Excellent thermoelectric performance of Full-Heusler Fe2NbAl alloy induced by strong anharmonic rattling and high band degeneracy

Abstract

Abstract Full-Heusler alloys with earth-abundant elements exhibit high mechanical strength and favorable electrical transport behavior, but their high intrinsic lattice thermal conductivity limits potential thermoelectric application. Here, the thermoelectric transport properties of Fe-based Full-Heusler Fe2MAl (M = V, Nb, Ta) alloys are comprehensively investigated utilizing density functional theory. The results suggest that Fe2NbAl exhibits exceptionally low lattice thermal conductivity due to the strong anharmonic scattering induced by weakly bound Fe atoms and the low phonon velocities caused by heavy Nb atoms.
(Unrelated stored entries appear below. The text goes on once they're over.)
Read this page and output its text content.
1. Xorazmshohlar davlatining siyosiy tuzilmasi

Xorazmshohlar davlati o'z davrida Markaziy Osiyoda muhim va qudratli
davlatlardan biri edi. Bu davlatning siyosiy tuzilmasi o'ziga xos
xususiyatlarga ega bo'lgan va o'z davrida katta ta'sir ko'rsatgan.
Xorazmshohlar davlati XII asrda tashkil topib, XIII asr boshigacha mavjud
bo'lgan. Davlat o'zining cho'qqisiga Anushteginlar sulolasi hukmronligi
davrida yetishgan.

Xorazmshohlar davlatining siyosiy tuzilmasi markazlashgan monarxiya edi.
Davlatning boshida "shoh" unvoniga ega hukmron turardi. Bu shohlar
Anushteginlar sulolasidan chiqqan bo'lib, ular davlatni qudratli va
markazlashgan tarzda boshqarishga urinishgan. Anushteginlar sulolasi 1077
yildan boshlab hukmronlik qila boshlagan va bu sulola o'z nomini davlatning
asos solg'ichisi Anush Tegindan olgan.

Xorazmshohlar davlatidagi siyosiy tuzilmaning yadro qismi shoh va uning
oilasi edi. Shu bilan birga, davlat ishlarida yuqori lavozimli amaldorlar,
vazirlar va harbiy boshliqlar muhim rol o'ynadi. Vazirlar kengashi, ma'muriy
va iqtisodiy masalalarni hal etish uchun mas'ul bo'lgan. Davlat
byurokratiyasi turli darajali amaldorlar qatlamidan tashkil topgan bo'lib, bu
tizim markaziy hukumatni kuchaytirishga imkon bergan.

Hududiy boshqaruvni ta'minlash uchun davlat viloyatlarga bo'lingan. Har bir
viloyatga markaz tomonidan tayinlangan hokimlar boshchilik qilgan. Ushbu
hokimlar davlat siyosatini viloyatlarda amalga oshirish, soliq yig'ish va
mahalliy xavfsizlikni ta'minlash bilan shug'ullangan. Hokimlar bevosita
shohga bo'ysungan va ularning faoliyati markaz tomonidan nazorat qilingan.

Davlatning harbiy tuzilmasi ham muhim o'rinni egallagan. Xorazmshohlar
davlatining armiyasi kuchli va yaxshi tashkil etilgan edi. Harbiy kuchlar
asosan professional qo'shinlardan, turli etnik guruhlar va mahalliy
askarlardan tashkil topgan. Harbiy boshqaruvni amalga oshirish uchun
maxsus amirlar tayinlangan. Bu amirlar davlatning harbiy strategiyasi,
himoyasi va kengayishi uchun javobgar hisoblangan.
Meanwhile, the high band degeneracy and large electrical conductivity lead to a maximum p-type power factor of 255.6 μW·K-2·cm-1 at 900 K. The combination of low lattice thermal conductivity and favorable electrical transport properties results in a maximum p-type dimensionless figure of merit of 1.7. Our work indicates Fe2NbAl, as a low-cost, environmentally friendly compound, is a potential high-performance p-type thermoelectric material.